According to the West Texas Intermediate (WTI) statistics for April, crude oil prices fell by 1.6% and closed at $48.49 per barrel on the 10th of March this year, falling below the 200-day moving average.
Basically, such prices fell by 9% in the last three trading sessions, trading at a three-month low. According to experts, this was due to several reasons, including a rise in oil production in the US to a 13-month high; a massive increase the country’s oil inventories to a new record; a record increase in the number of the country’s oil rigs; the production cut by major oil companies not able to remove surplus oil from the global market; and Russia’s lower compliance to the production cut deal last month.

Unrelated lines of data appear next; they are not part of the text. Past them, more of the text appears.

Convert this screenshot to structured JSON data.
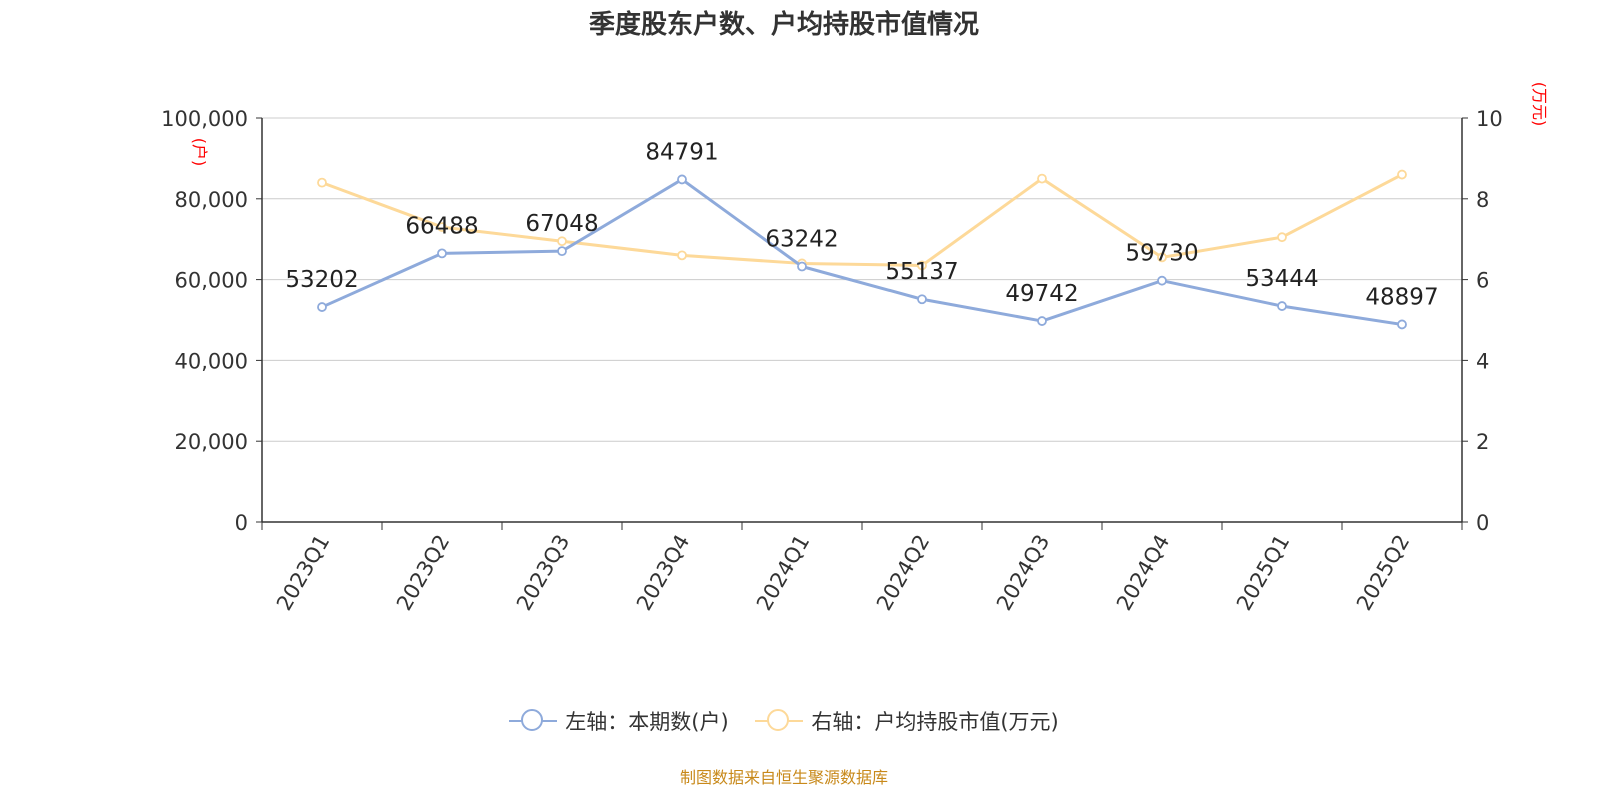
{
  "chart_data": {
    "type": "line",
    "title": "季度股东户数、户均持股市值情况",
    "categories": [
      "2023Q1",
      "2023Q2",
      "2023Q3",
      "2023Q4",
      "2024Q1",
      "2024Q2",
      "2024Q3",
      "2024Q4",
      "2025Q1",
      "2025Q2"
    ],
    "series": [
      {
        "name": "左轴：本期数(户)",
        "axis": "left",
        "color": "#8eaadb",
        "values": [
          53202,
          66488,
          67048,
          84791,
          63242,
          55137,
          49742,
          59730,
          53444,
          48897
        ],
        "labels": [
          "53202",
          "66488",
          "67048",
          "84791",
          "63242",
          "55137",
          "49742",
          "59730",
          "53444",
          "48897"
        ]
      },
      {
        "name": "右轴：户均持股市值(万元)",
        "axis": "right",
        "color": "#fdd999",
        "values": [
          8.4,
          7.3,
          6.95,
          6.6,
          6.4,
          6.35,
          8.5,
          6.55,
          7.05,
          8.6
        ]
      }
    ],
    "y_left": {
      "unit": "(户)",
      "ylim": [
        0,
        100000
      ],
      "ticks": [
        0,
        20000,
        40000,
        60000,
        80000,
        100000
      ],
      "tick_labels": [
        "0",
        "20,000",
        "40,000",
        "60,000",
        "80,000",
        "100,000"
      ]
    },
    "y_right": {
      "unit": "(万元)",
      "ylim": [
        0,
        10
      ],
      "ticks": [
        0,
        2,
        4,
        6,
        8,
        10
      ],
      "tick_labels": [
        "0",
        "2",
        "4",
        "6",
        "8",
        "10"
      ]
    },
    "grid": true,
    "legend_position": "bottom"
  },
  "source": "制图数据来自恒生聚源数据库",
  "colors": {
    "unit_label": "#ff0000",
    "source_text": "#c8891a",
    "grid": "#cccccc",
    "axis": "#333333"
  }
}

From December last year to early March this year, crude oil prices were said to be at a range-bound between $50 and $54 per barrel. However, prices had fallen below $50 per barrel on March 9.
And recently, crude oil futures are hitting below their 20 and 50-day moving averages of $52.5 and $52.7 per barrel, suggesting that prices are experiencing a bearish momentum.
According to the senior analyst at Kase & Company, Dean Rogers, the recent crash tested key technical levels of support that is established this 2017, dropping below standard moving averages for the first time since the deal with Organization of the Petroleum Exporting Countries (OPEC) was announced. He said:
“The move down is in oversold territory, but otherwise, there is very little evidence that it will end.”
All these things indicate that the uptrend is reversing. Meanwhile, broader markets like the S&P 500 and the Dow Jones Industrial Average have increased by 0.3% and 0.2%, respectively.